I am beginning to wonder if it is going to become a tradition to review an album every January after last year’s Five Iron Frenzy Theological Album review became the most read piece on this site…ever…not that the point of reviewing albums is clicks, these days I do it to keep the skillset required to do it sharp, even as we pass the 10 year mark since I left ARLCMG and stopped reviewing albums/concerts. It is something I miss, even as I enjoy all the other things God has me doing since. But, from time to time, an album gets the kind of attention in the media that makes me want to review it, or, as in last year’s review, has a compelling message and deserves a much closer look for the sake of the listener. It is the former, not the latter that prompts me to review the latest album from veteran Christian Rockers Skillet: Dominion.

Skillet was one of the bands that “got me through” some of the darkest years in my life: “Savior” was playing on Radio and TVU and would come across our churches Youth Group speakers usually about once a weekend. I can actually remember images from the music video. That song from Collide was the song and album that launched the band from underground obscurity on Tooth n Nail to the mainstream Christian Rock markets. The two follow-ups Comatose and Awake and Alive were the height of the bands career in the spotlight, and though it continues, one wonders if it would be better shown elsewhere. Especially given front man John Cooper’s misguided comments on Alisa Childers Podcast.

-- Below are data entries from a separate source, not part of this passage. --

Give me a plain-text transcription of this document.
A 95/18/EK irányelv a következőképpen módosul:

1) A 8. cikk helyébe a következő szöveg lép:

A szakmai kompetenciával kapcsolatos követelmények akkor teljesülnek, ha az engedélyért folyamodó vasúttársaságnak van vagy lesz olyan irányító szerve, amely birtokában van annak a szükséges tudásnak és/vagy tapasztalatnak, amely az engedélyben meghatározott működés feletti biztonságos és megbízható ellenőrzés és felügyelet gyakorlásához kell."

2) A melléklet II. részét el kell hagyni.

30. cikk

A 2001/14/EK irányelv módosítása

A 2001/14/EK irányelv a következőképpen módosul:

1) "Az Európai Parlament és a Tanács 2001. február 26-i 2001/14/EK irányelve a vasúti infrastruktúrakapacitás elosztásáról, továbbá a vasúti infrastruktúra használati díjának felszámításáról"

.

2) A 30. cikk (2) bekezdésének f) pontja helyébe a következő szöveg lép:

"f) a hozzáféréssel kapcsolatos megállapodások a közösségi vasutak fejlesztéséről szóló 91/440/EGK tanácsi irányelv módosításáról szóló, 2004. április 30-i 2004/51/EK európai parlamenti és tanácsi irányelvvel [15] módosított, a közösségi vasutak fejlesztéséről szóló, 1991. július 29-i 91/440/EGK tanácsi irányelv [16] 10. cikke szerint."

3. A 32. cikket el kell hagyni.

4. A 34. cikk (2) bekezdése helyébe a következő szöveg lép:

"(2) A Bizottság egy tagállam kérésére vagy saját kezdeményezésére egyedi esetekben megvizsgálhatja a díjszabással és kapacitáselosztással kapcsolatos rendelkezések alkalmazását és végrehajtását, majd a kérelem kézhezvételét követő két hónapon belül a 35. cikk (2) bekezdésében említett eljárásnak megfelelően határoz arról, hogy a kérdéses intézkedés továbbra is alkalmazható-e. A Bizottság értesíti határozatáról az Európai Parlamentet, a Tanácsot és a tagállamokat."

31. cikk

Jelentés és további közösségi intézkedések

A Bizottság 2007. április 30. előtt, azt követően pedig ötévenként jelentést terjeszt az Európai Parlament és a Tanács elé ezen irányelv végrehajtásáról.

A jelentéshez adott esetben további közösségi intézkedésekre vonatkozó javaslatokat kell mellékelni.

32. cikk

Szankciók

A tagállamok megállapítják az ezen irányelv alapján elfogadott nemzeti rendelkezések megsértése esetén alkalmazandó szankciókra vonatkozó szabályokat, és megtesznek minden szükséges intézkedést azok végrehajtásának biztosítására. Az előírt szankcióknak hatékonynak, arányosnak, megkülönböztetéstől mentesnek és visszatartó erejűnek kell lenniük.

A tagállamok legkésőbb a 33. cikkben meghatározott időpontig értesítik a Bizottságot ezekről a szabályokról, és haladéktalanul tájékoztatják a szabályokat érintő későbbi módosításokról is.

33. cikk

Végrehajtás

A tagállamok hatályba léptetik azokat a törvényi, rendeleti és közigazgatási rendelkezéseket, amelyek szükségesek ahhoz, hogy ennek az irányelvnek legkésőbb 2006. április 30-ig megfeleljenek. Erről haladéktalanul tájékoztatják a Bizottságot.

But let’s set aside Cooper’s words outside the music, let’s just focus on the album itself. Unfortunately there is not much here to write home about. That is, from start to finish there is not much here to grab the listeners attention. This can happen to bands who have been around as long as Skillet, they begin to sound like themselves, whether from compliancy or just from a band running out of ideas. This album feels way too much like every album since Awake and Alive has sounded, as if the band found a formula that works but has become bogged down in it. Some credit does have to be given for the consistency, as over the last 10 years they have done a good job of marrying old Skillet with new, but the recipe needs changed up every now and then to stay fresh. This does not mean they do not attempt to do this, The album’s first single: Standing In the Storm features some of the same rap featured on the hit: Looking for Angels but here it feels musically forced and some of the phrasing should have been tweaked before production. One of my mentors wives once commented on some of my own lyrics that they are: “so wordy” and that is what some of the phrases feel like here. This may also have to do with the fact that Skillet is now on a major label and as we saw with bands like TFK, it can be easy to get into “label friendly” formula that often restricts.

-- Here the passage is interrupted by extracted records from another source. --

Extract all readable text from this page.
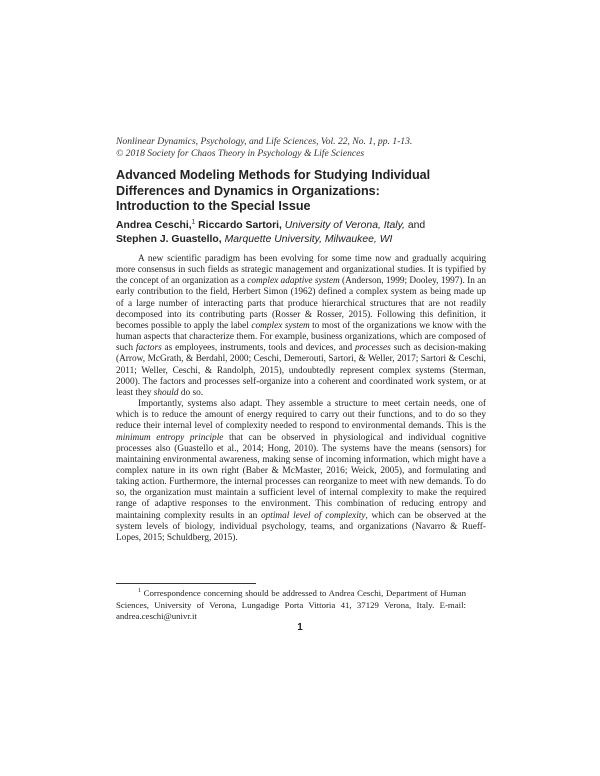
Nonlinear Dynamics, Psychology, and Life Sciences, Vol. 22, No. 1, pp. 1-13.
© 2018 Society for Chaos Theory in Psychology & Life Sciences
Advanced Modeling Methods for Studying Individual
Differences and Dynamics in Organizations:
Introduction to the Special Issue
Andrea Ceschi,$^1$ Riccardo Sartori, University of Verona, Italy, and
Stephen J. Guastello, Marquette University, Milwaukee, WI

A new scientific paradigm has been evolving for some time now and gradually acquiring more consensus in such fields as strategic management and organizational studies. It is typified by the concept of an organization as a complex adaptive system (Anderson, 1999; Dooley, 1997). In an early contribution to the field, Herbert Simon (1962) defined a complex system as being made up of a large number of interacting parts that produce hierarchical structures that are not readily decomposed into its contributing parts (Rosser & Rosser, 2015). Following this definition, it becomes possible to apply the label complex system to most of the organizations we know with the human aspects that characterize them. For example, business organizations, which are composed of such factors as employees, instruments, tools and devices, and processes such as decision-making (Arrow, McGrath, & Berdahl, 2000; Ceschi, Demerouti, Sartori, & Weller, 2017; Sartori & Ceschi, 2011; Weller, Ceschi, & Randolph, 2015), undoubtedly represent complex systems (Sterman, 2000). The factors and processes self-organize into a coherent and coordinated work system, or at least they should do so.

Importantly, systems also adapt. They assemble a structure to meet certain needs, one of which is to reduce the amount of energy required to carry out their functions, and to do so they reduce their internal level of complexity needed to respond to environmental demands. This is the minimum entropy principle that can be observed in physiological and individual cognitive processes also (Guastello et al., 2014; Hong, 2010). The systems have the means (sensors) for maintaining environmental awareness, making sense of incoming information, which might have a complex nature in its own right (Baber & McMaster, 2016; Weick, 2005), and formulating and taking action. Furthermore, the internal processes can reorganize to meet with new demands. To do so, the organization must maintain a sufficient level of internal complexity to make the required range of adaptive responses to the environment. This combination of reducing entropy and maintaining complexity results in an optimal level of complexity, which can be observed at the system levels of biology, individual psychology, teams, and organizations (Navarro & Rueff-Lopes, 2015; Schuldberg, 2015).

$^1$ Correspondence concerning should be addressed to Andrea Ceschi, Department of Human Sciences, University of Verona, Lungadige Porta Vittoria 41, 37129 Verona, Italy. E-mail: andrea.ceschi@univr.it
1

For all the drawbacks to this album musically, there are points where this album does shine musically, the song: Destroyer is a piece of hardcore genius similar to what Disciple has been producing in recent years. The album’s title cut: Dominion is another well composed piece of rock and roll. Both tracks show that the band does have the ability to continue to diversity their sound, if they so choose. But they also serve as nods to the bands grunge history, even as they serve as standout tracks. 

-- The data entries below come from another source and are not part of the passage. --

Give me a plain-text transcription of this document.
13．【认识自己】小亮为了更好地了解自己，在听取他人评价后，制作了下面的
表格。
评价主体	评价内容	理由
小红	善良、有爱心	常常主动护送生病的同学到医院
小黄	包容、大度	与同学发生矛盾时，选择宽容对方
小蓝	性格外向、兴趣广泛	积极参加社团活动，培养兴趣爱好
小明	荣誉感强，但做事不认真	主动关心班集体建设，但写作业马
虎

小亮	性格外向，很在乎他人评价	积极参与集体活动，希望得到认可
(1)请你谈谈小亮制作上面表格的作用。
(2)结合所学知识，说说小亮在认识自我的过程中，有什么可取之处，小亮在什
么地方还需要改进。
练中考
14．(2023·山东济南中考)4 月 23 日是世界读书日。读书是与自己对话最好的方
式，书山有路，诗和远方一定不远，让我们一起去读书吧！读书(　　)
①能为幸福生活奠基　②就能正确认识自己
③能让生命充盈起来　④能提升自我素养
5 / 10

Thematically this album was billed as an anti-establishment, fight the power, type of rocker. Cooper himself said that this would be: “a different album thematically” than previous records. And while there are a few Anti-establishment or government overreach songs present: Dominion, Shout Your Freedom, Destroyer, Ignite. These songs hardly bring anything new to the conversation grunge music has been leading for forty years. Dominion is probably the most helpful in that it points out that God himself has full dominion over all the earth and governments, but it completely ignores the fact that governments exist in the service of God, whether they acknowledge him or not and that they exist to bless the church when it carries out the mission of Christ and correct her through the power of the sword when the Church acts in a way that is contrary to the kingdom of God. As a theologian I am wondering if the very “government overreach” Cooper is condemning on these tracks isn’t a direct result of the American evangelical Church choosing endless culture wars over caring for the poor and sick and carrying out the mission of Jesus as He lays it out for us. Choosing the culture war language Cooper has employed in Podcast and Youtube video appearances, over the grace and truth of Jesus Christ.

All of this frustrates me as a Christian and as a reviewer, not simply because Skillet is perfectly capable of producing higher quality music than this. But because there are serious issues currently facing the Church and instead of inspiring and encouraging their listeners into a deeper walk with Christ and addressing issues like Christian Nationalism with biblical wisdom and care, instead they go the direction of the culture warrior and even include references and shoutouts to the “Christic Manhood” movement of some of Christendom’s worst Heretics.